In here, the researchers selected the `title` and `averageRating` of `Drama`, `Action & Adventure`, and `Sci-Fi & Fantasy` movies. This collection represents our __population__ of interest.

In [30]:
three_top_genres = res[(res['listed_in'] == "Dramas") | (res['listed_in'] == "Action & Adventure") | (res['listed_in'] == "Sci-Fi & Fantasy")]
three_top_genres

Unnamed: 0,title,averageRating,listed_in
1894,pulp fiction,8.9,Dramas
1854,the lord of the rings: the return of the king,8.9,Action & Adventure
1854,the lord of the rings: the return of the king,8.9,Sci-Fi & Fantasy
2836,schindler's list,8.9,Dramas
1813,inception,8.8,Action & Adventure
...,...,...,...
2675,bir baba hindu,2.8,Action & Adventure
2668,alien warfare,2.6,Action & Adventure
2668,alien warfare,2.6,Sci-Fi & Fantasy
1478,black rose,2.5,Action & Adventure


We need a certain number of samples to represent the population. With this, the researchers used a sample of 300 from the population, and extracted the summary statistics of the variable `averageRating`. 

In [44]:
sample_top_genres = three_top_genres.sample(300)
agg_top = sample_top_genres.agg({"averageRating": ["mean", "median", "std"]})
agg_top

Unnamed: 0,averageRating
mean,6.616667
median,6.7
std,1.00063


In [52]:
sample_mean = agg_top.loc["mean"][0]
sample_median = agg_top.loc["median"][0]
sample_std = agg_top.loc["std"][0]
sample_mean

6.616666666666662

#### Confidence Interval

The researcher used a 95% confidence level that corresponds to the the middle 95% of the distribution. To do this, we obtained the critical value associated with this area which will correspond to the 97.5th percentile. 

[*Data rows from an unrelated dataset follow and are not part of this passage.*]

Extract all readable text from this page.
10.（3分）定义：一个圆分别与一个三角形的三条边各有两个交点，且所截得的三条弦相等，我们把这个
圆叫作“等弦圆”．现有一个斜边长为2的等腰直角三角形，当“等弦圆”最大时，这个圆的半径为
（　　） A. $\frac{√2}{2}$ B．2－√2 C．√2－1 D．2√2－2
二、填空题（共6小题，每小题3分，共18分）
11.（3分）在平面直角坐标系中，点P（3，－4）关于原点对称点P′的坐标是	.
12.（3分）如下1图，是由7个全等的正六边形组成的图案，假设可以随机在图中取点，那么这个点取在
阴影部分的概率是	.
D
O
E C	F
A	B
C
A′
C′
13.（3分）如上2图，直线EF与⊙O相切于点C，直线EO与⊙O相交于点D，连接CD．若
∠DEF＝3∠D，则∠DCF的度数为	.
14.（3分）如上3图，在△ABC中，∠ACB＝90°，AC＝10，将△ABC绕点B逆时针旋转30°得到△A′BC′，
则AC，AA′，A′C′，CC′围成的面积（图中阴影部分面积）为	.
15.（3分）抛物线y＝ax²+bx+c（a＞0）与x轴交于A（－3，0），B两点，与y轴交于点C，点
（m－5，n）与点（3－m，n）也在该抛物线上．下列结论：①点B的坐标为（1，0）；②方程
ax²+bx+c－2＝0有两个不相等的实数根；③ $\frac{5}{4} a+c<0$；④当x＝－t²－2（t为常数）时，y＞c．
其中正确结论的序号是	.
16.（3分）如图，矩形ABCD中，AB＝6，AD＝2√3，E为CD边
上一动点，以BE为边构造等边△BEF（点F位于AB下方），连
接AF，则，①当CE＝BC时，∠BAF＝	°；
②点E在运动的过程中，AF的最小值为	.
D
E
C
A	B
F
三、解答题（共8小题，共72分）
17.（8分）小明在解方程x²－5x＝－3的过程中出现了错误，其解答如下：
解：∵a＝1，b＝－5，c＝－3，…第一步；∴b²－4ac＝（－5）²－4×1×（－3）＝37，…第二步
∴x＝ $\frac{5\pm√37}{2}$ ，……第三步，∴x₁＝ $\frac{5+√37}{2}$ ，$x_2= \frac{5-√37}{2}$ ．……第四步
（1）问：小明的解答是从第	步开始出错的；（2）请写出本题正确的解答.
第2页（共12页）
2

The following is the formula to obtain the confidence interval of a population mean:
$$\bar{x} \pm z^* \frac{s}{\sqrt{n}}$$

In [46]:
z_star_95 = norm.ppf(0.975)
z_star_95

1.959963984540054

In [47]:
margin_of_error = z_star_95 * (sample_std / numpy.sqrt(60))
margin_of_error

0.2531895902495592

The 95% confidence interval is the sample mean $\pm$ the margin of error.

6.534384295062455 ± 0.09097466203136048

The following is the confidence interval expressed as a range (minimum, maximum).

In [53]:
(sample_mean - margin_of_error, sample_mean + margin_of_error)

(6.3634770764171025, 6.869856256916221)

Since we've obtained the confidence interval of the population mean, we would want to know if the true mean value of the population would belong to the given range. To do this, we used the `averageRating` from the three_top_genres and extracted its mean.

In [55]:
three_top_genres.agg({"averageRating": "mean"})

averageRating    6.523955
dtype: float64

##### Conclusion

The result shows that the true mean of the population belongs to the confidence interval. With that, we can say that we’re 95% confident that the true average rating of Drama, Action & Adventure, and Sci-Fi & Fantasy movies lies between the values __6.3635__ and __6.8699__.